Which dog breed attracts the most women?

This is likely an advertisement in disguise (for the Sony Ericsson C510, with Smile Shutter), seems a trifle staged, and is far from scientific. But it passes the cute test.

In the video series, a camera is attached to the necks of different pups to document the reaction of the women the dog attracts. The purpose: to determine which breed is the best chick magnet.

In case you don’t have 10 minutes to spare, here are the results: The samoyed drew the most females, but the pug — at least in the view of the two dudes in the video — drew the hottest ones.

Oxytocin is a many splendored thing

Who needs children when a puppy can provide a similar emotional experience?

New Scientist magazine recently asked that question in an article about a Japanese study that showed relating to dogs causes a surge of the same hormones triggered by nurturing an infant, romantic love and close friendship.

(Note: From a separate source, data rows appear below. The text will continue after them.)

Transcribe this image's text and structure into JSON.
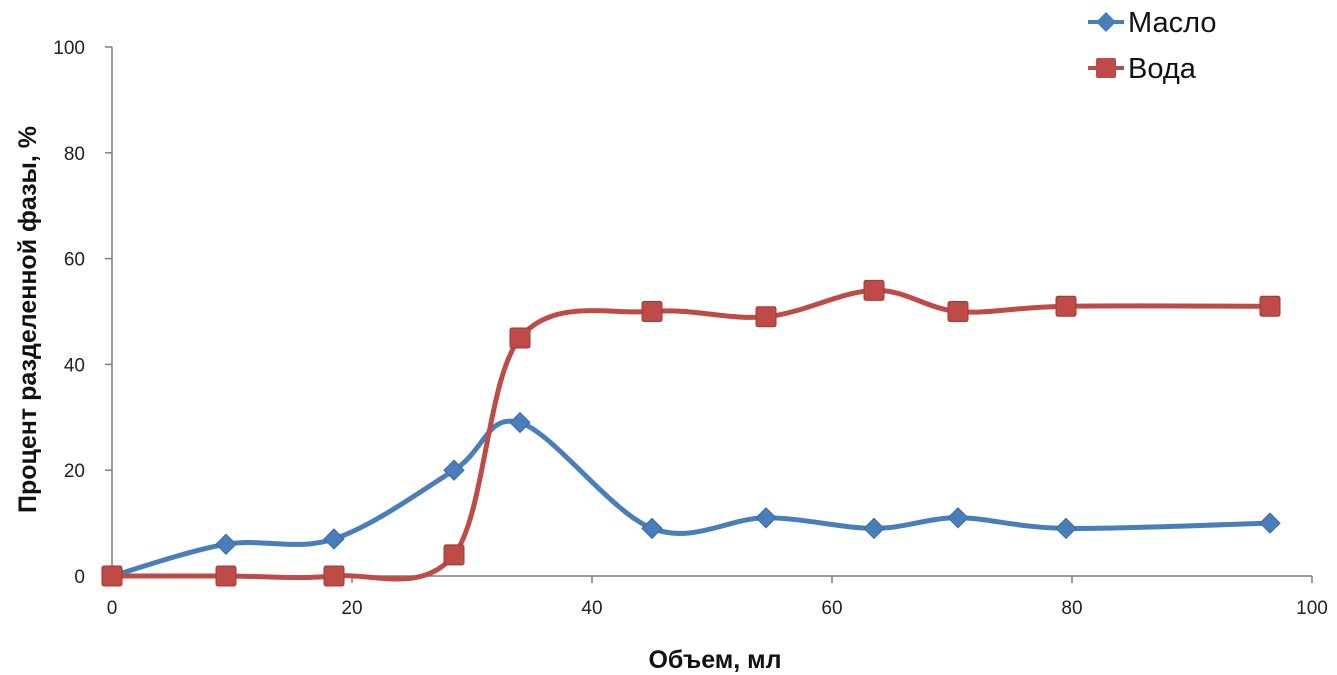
{
  "chart_data": {
    "type": "line",
    "title": "",
    "xlabel": "Объем, мл",
    "ylabel": "Процент разделенной фазы, %",
    "xlim": [
      0,
      100
    ],
    "ylim": [
      0,
      100
    ],
    "xticks": [
      0,
      20,
      40,
      60,
      80,
      100
    ],
    "yticks": [
      0,
      20,
      40,
      60,
      80,
      100
    ],
    "grid": false,
    "smooth": true,
    "legend_position": "top-right",
    "series": [
      {
        "name": "Масло",
        "color": "#4a7ebb",
        "marker": "diamond",
        "points": [
          [
            0,
            0
          ],
          [
            9.5,
            6
          ],
          [
            18.5,
            7
          ],
          [
            28.5,
            20
          ],
          [
            34,
            29
          ],
          [
            45,
            9
          ],
          [
            54.5,
            11
          ],
          [
            63.5,
            9
          ],
          [
            70.5,
            11
          ],
          [
            79.5,
            9
          ],
          [
            96.5,
            10
          ]
        ]
      },
      {
        "name": "Вода",
        "color": "#be4b48",
        "marker": "square",
        "points": [
          [
            0,
            0
          ],
          [
            9.5,
            0
          ],
          [
            18.5,
            0
          ],
          [
            28.5,
            4
          ],
          [
            34,
            45
          ],
          [
            45,
            50
          ],
          [
            54.5,
            49
          ],
          [
            63.5,
            54
          ],
          [
            70.5,
            50
          ],
          [
            79.5,
            51
          ],
          [
            96.5,
            51
          ]
        ]
      }
    ]
  }
}
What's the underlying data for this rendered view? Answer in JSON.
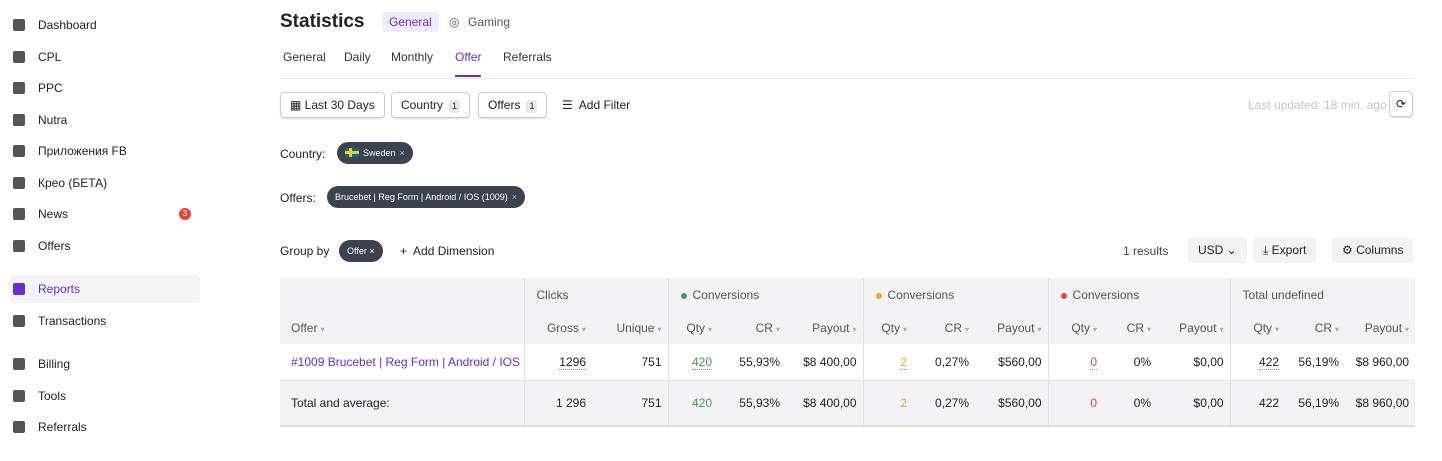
{
  "sidebar": {
    "items": [
      "Dashboard",
      "CPL",
      "PPC",
      "Nutra",
      "Приложения FB",
      "Креo (БЕТА)",
      "News",
      "Offers",
      "Reports",
      "Transactions",
      "Billing",
      "Tools",
      "Referrals"
    ],
    "news_badge": "3"
  },
  "header": {
    "title": "Statistics",
    "modes": [
      "General",
      "Gaming"
    ],
    "tabs": [
      "General",
      "Daily",
      "Monthly",
      "Offer",
      "Referrals"
    ]
  },
  "filters": {
    "period": "Last 30 Days",
    "buttons": [
      {
        "label": "Country",
        "count": "1"
      },
      {
        "label": "Offers",
        "count": "1"
      }
    ],
    "add_filter": "Add Filter",
    "last_updated": "Last updated: 18 min. ago"
  },
  "applied": [
    {
      "label": "Country:",
      "chip": "Sweden"
    },
    {
      "label": "Offers:",
      "chip": "Brucebet | Reg Form | Android / IOS (1009)"
    }
  ],
  "toolbar": {
    "group_by": "Group by",
    "group_chip": "Offer",
    "add_dimension": "Add Dimension",
    "results": "1 results",
    "currency": "USD",
    "export": "Export",
    "columns": "Columns"
  },
  "table": {
    "groups": [
      {
        "label": "Clicks",
        "span": 2
      },
      {
        "label": "Conversions",
        "span": 3,
        "color": "#3f9e4b"
      },
      {
        "label": "Conversions",
        "span": 3,
        "color": "#f0a43a"
      },
      {
        "label": "Conversions",
        "span": 3,
        "color": "#e2463c"
      },
      {
        "label": "Total undefined",
        "span": 3
      }
    ],
    "columns": [
      "Offer",
      "Gross",
      "Unique",
      "Qty",
      "CR",
      "Payout",
      "Qty",
      "CR",
      "Payout",
      "Qty",
      "CR",
      "Payout",
      "Qty",
      "CR",
      "Payout"
    ],
    "rows": [
      [
        "#1009 Brucebet | Reg Form | Android / IOS",
        "1296",
        "751",
        "420",
        "55,93%",
        "$8 400,00",
        "2",
        "0,27%",
        "$560,00",
        "0",
        "0%",
        "$0,00",
        "422",
        "56,19%",
        "$8 960,00"
      ],
      [
        "Total and average:",
        "1 296",
        "751",
        "420",
        "55,93%",
        "$8 400,00",
        "2",
        "0,27%",
        "$560,00",
        "0",
        "0%",
        "$0,00",
        "422",
        "56,19%",
        "$8 960,00"
      ]
    ]
  }
}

Oxytocin, also known as the “cuddle chemical” and the “love drug,” has been found to relieve stress, combat depression, breed trust in humans and generally make life more worth living. When two humans bond, their oxytocin levels increase.

Miho Nagasawa and Takefumi Kikusui, biologists at Azuba University in Japan, suspected social contact between two different species might boost oxytocin levels, as well.

“Miho and I are big dog lovers and feel something changed in our bodies when gazed [upon] by our dogs,” Kikusui says.

They recruited 55 dog owners and their pets for a videotaped laboratory play session. Owners provided a urine sample to measure oxytocin levels. They were then divided into two groups — one that played with their dog for half an hour, one that sat in the same room but were told to completely avoid their dogs’ gazes.

Then everybody’s urine was tested again. Participants that spent a long time making eye contact were determined to have experienced increases in their oxytocin levels of more than 20%. Those who avoided their pooches’ gaze saw their oxytocin levels drop slightly.

Among those playing with their dogs, the longer they made eye contact, the higher the increase was in their levels of the hormone.

A flood of the cuddle chemical could explain why playing with dogs can lift moods and even improve symptoms of anxiety and depression, Kikusui says. Possibly, the scientists say, oxytocin even played a part in the domestication of dogs from wolves, about 15,000 years ago.

“Maybe during the evolutionary process, humans and dogs came to share the same social cues”, such as eye contact and hand gestures, Kikusui says. “This is why dogs can adapt to human society.”